Texte et mise en scène de Jean-Michel Rabeux
D’après les mots d’Aglaé
Avec Claude Degliame

INFOS & RÉSERVATIONS

Théâtre du Rond-Point

2bis, avenue Franklin D. Roosevelt
75008 Paris
Réservation : 01 44 95 98 21
http://www.theatredurondpoint.fr
Du mardi au samedi à 20h30
Le dimanche à 15h30
ATTENTION: dernière, le 29 janvier

L'auteur

Auteur et metteur en scène de théâtre depuis quarante ans, Jean-Michel Rabeux, titulaire d’une licence de philosophie, a été successivement associé aux Scènes nationales des Gémeaux à Sceaux, de Cergy-Pontoise, de Villeneuve d’Ascq, dans la banlieue de Lille, et à la MC93 à Bobigny. Il a été aussi conseiller artistique pendant deux saisons au Théâtre de la Bastille. Il a écrit notamment « L’Éloge de la pornographie », « Légèrement sanglant », « Nous nous aimons tellement », « Déshabillages »…

Thème

Jean Michel Rabeux et la comédienne Claude Degliame ont rencontré à Marseille une prostituée de soixante-dix ans, toujours en activité, qui leur a raconté sa vie et son métier. Ils ont porté ses mots sur le théâtre et l’ont baptisée Aglaé pour respecter son anonymat.

Points forts

1) Claude Degliame fait totalement corps – c’est le cas de le dire – avec son personnage. En petite nuisette et noirs croquenots, elle impose le personnage d’Aglaé avec une telle véracité qu’on a du mal à séparer le rôle de son interprète. Un très beau travail de comédienne.

2) L’originalité de ce texte, c’est qu’Aglaé a choisi délibérément ce métier. Elle dit être née pour lui et qu’il correspond pleinement et intimement à sa personnalité. Elle se revendique femme libre. En voilà une qui tapine loin des sentiers battus ! Elle n’en déteste pas moins les souteneurs et les lois.

3) Le spectacle est court, environ 1h10, et c’est une bonne idée. Bon nombre d’auteurs qui tirent à la ligne devraient s’inspirer du format retenu ici par Jean-Michel Rabeux.

Points faibles

1) Il ne suffit pas de poser des questions à une prostituée et de faire tourner un magnéto pour écrire un monologue de théâtre. Ce serait trop simple ! Le théâtre demande un décalage, une transposition, de la dramaturgie ou un enjeu artistique, un objectif intellectuel.

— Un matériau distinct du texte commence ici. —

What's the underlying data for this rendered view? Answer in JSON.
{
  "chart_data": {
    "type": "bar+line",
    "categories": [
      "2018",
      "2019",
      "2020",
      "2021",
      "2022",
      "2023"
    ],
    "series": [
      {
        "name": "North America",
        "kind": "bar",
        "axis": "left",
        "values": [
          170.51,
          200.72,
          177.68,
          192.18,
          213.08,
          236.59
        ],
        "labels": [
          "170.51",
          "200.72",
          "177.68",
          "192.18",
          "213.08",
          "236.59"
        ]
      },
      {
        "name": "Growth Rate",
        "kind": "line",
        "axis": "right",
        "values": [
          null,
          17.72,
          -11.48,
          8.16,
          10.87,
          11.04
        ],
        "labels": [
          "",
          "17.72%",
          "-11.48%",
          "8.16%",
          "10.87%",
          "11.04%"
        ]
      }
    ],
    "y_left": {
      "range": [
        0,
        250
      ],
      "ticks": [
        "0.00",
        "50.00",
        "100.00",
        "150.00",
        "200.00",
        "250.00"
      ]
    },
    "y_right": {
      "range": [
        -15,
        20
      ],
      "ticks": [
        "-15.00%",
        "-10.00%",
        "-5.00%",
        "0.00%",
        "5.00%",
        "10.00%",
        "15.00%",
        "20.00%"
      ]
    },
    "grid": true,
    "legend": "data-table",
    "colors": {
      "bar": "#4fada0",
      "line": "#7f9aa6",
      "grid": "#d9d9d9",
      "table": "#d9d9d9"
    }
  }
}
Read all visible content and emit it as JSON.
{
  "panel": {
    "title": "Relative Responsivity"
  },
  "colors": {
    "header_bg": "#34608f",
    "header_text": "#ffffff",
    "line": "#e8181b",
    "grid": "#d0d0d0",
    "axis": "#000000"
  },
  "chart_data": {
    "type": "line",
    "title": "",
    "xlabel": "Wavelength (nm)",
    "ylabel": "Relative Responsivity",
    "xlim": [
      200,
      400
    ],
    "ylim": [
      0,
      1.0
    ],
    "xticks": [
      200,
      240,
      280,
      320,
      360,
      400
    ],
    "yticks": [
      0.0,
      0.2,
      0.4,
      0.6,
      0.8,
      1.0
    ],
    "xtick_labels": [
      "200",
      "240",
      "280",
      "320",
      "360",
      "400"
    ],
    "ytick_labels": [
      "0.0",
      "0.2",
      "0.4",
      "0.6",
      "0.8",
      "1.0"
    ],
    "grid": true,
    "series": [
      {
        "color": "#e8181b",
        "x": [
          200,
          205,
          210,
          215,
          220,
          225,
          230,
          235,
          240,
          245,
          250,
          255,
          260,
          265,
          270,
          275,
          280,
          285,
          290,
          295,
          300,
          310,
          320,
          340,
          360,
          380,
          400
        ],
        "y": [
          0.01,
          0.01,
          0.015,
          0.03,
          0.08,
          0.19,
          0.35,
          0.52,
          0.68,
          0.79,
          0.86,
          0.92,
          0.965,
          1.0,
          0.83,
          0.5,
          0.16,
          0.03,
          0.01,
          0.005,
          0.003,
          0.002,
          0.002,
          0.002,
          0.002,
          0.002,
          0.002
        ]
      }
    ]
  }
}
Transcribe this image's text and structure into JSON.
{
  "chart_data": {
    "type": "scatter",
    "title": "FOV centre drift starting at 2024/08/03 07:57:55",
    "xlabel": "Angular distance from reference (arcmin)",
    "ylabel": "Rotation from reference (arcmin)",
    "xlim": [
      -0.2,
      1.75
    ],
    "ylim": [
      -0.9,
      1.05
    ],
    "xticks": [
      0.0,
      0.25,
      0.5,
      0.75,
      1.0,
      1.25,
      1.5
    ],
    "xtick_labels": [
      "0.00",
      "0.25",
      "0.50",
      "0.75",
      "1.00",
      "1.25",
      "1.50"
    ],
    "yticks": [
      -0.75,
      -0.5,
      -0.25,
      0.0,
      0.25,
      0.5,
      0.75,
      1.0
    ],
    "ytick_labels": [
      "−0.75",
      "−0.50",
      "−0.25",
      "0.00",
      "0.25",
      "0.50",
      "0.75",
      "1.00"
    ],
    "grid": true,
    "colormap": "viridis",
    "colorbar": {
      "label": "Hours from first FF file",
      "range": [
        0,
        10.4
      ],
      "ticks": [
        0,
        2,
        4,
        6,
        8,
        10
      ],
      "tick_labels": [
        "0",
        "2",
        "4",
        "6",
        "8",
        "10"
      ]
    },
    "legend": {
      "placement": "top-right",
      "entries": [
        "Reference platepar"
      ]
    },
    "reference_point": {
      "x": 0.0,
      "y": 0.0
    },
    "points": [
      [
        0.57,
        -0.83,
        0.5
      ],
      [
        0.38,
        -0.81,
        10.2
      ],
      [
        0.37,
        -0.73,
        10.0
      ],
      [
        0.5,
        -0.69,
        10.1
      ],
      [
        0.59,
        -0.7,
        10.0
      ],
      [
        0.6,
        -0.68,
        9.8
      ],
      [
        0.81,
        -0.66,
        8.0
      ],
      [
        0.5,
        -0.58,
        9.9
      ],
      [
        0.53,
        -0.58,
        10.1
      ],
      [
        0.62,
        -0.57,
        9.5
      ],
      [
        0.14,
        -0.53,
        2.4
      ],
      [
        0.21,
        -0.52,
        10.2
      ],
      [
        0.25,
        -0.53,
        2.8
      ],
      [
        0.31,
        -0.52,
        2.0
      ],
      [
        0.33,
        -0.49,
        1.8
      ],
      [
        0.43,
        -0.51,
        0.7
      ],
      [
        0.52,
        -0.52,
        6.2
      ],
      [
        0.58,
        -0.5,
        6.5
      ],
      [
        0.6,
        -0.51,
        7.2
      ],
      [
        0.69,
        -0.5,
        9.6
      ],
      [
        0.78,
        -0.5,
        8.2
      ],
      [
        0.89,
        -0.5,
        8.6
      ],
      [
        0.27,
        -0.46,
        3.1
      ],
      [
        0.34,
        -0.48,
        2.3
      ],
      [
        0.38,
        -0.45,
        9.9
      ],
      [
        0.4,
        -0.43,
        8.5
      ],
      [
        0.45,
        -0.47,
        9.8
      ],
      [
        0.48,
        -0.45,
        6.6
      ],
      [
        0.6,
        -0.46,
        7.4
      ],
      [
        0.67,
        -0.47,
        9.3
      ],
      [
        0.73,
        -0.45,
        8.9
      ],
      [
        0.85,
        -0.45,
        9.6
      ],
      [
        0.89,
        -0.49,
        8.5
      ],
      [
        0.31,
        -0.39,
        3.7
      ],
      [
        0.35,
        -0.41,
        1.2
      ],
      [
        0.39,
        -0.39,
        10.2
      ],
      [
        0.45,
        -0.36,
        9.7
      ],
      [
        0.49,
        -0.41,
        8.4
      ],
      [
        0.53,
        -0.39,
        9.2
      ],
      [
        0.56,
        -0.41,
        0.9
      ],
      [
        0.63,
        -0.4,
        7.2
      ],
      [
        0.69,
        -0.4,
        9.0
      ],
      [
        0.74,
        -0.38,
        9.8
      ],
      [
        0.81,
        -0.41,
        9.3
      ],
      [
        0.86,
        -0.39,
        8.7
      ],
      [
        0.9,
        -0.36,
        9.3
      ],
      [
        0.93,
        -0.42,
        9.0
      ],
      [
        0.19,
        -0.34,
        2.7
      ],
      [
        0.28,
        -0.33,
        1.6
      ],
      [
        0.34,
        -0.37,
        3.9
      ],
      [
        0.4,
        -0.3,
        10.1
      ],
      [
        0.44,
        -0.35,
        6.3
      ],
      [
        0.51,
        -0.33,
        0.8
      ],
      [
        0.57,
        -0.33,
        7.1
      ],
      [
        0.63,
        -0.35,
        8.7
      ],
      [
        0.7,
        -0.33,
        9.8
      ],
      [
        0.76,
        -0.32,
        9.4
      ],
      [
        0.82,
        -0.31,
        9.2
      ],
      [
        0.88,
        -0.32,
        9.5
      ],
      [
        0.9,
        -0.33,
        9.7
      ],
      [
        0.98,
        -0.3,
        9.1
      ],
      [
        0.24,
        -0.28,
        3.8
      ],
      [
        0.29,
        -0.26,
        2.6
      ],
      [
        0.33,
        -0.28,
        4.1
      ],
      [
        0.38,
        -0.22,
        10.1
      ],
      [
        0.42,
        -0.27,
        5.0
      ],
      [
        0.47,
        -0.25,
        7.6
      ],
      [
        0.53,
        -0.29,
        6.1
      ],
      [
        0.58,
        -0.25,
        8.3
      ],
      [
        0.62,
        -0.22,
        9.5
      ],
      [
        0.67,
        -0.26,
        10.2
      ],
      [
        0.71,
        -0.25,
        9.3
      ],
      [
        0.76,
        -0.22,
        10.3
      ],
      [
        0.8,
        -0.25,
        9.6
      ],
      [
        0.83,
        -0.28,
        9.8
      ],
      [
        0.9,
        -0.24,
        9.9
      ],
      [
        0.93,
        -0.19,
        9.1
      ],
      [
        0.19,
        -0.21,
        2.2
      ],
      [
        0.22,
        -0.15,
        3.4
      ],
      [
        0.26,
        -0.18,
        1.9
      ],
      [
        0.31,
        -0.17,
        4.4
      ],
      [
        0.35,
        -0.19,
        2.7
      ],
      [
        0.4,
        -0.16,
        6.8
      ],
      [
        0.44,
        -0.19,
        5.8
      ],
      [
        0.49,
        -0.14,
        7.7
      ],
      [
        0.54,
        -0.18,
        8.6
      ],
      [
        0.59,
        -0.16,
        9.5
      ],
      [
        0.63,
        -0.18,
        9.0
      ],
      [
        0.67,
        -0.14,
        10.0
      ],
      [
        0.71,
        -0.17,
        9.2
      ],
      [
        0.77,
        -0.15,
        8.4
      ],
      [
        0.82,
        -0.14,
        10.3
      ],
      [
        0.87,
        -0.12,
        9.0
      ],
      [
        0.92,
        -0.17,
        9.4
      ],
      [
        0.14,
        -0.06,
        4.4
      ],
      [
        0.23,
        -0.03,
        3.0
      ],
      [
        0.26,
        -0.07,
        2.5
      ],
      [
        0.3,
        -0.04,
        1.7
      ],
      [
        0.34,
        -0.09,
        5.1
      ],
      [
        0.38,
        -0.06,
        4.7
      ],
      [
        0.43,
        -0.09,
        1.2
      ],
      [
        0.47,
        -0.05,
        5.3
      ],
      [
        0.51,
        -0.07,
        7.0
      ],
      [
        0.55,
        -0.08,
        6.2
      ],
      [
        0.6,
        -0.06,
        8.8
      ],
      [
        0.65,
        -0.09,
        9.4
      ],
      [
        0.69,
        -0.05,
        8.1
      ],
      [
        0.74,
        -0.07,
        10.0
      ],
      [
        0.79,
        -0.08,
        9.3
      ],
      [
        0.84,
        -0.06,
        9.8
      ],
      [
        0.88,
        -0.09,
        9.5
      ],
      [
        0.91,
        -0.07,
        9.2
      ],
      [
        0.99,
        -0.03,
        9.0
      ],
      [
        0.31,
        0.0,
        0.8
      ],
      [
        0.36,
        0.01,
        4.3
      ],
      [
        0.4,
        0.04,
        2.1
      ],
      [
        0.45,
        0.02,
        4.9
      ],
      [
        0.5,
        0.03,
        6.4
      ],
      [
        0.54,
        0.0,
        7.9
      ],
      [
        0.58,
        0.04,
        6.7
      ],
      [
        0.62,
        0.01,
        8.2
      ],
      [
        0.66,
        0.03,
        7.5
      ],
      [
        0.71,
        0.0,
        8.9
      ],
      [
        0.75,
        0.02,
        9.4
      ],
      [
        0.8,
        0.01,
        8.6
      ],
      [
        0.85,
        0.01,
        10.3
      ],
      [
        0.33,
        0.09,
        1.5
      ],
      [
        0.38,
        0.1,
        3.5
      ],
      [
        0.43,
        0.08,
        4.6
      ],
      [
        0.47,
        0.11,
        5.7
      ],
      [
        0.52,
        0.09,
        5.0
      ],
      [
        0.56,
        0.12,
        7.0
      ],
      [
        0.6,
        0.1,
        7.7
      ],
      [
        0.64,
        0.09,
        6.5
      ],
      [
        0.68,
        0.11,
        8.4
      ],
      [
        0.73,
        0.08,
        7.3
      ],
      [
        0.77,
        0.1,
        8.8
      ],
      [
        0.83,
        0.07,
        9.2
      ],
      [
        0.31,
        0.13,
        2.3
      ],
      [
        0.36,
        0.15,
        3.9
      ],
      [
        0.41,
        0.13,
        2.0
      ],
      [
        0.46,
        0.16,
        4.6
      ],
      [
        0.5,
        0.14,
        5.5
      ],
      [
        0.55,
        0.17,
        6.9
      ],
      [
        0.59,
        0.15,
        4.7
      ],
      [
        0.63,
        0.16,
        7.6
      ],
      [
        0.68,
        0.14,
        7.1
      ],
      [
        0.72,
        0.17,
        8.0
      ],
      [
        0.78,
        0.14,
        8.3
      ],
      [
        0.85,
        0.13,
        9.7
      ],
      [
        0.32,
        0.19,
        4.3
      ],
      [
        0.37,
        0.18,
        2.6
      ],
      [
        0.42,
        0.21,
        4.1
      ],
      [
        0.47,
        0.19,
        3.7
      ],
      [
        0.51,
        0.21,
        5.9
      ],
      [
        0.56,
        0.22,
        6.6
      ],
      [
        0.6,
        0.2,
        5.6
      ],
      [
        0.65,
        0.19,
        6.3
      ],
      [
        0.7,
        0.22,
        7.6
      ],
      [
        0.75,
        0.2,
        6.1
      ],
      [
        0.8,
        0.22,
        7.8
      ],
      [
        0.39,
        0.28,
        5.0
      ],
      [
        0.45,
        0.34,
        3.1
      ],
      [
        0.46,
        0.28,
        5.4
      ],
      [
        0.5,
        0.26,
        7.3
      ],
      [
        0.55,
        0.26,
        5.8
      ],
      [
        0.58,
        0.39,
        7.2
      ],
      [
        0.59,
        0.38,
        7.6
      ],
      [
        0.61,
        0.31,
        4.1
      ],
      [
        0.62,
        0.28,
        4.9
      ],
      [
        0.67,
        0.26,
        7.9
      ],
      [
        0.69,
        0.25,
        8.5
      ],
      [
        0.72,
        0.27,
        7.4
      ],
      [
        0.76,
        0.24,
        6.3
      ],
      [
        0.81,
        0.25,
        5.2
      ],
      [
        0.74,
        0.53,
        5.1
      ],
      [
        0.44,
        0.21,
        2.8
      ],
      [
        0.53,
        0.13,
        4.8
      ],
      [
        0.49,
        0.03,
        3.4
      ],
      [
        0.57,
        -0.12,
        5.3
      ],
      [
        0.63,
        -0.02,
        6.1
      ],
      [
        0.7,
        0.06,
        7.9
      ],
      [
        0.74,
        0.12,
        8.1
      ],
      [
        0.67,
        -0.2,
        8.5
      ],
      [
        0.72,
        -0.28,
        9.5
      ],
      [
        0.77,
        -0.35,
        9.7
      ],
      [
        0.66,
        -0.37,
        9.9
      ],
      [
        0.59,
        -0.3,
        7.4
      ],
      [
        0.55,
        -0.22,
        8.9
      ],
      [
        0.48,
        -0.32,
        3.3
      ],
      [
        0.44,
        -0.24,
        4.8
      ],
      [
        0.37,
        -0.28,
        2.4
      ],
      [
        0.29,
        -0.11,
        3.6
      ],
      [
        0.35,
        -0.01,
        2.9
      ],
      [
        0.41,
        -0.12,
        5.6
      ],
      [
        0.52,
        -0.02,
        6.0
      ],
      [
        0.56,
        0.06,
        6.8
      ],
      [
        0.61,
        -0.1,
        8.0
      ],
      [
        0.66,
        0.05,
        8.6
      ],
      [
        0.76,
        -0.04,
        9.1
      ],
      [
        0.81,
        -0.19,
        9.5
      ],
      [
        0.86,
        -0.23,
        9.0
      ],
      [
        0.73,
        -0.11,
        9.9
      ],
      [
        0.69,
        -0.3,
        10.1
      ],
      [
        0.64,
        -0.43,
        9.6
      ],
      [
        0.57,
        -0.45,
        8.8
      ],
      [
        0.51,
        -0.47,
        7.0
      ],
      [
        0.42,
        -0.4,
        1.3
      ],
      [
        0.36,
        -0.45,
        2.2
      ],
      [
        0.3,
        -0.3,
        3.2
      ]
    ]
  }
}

Certes, ici, Jean-Michel Rabeux dispose d’un personnage original et de propos inattendus comme les affectionnent certaines émissions de télévision, genre « C’est mon choix ». Mais est-ce suffisant pour affronter la scène ?

2) Modulable, la petite salle Roland Topor au premier étage du Théâtre du Rond-Point a été complètement transformée pour l’occasion. Des tubes de néon pendent du plafond à la verticale ; ils resteront plus ou moins allumés pendant la représentation. Pour asseoir le public, on a installé une banquette très haute et peu profonde le long de trois murs ; des tabourets sont aussi disposés dans la salle. Claude Degliame évolue dans tout cet espace. Où sommes nous ? Dans un bar de nuit ? Dans un bobinard new-look ? Sur un plateau de télévision? Ce qui est sûr, c’est que le public est mal assis et l’acoustique très discutable.

3) D’après Aglaé, le plus vieux métier du monde est le meilleur qu’elle eût pu choisir. Tant mieux pour elle ! Il est toujours agréable de rencontrer des gens qui s’épanouissent dans leur profession… Mais, plus sérieusement, pour une fois que le théâtre-vérité s’empare du thème de la prostitution, n’était-il pas plus urgent, avant de tendre le micro à une prostituée ravie de sa condition, de dénoncer la misère dans laquelle vivent celles qui se retrouvent sur un trottoir sans l’avoir choisi, par la force, par la violence, par la soumission ?

En deux mots

Un texte-vérité sur une prostituée très satisfaite de son métier. Mais où est le théâtre dans tout cela ? Et surtout, ces propos sont-ils passionnants à ce point ?

Un extrait

Aglaé : « Ce qui compte, c'est la liberté. Être obligée, jamais, jamais, à rien. Moi, on m'a obligée à rien, jamais. »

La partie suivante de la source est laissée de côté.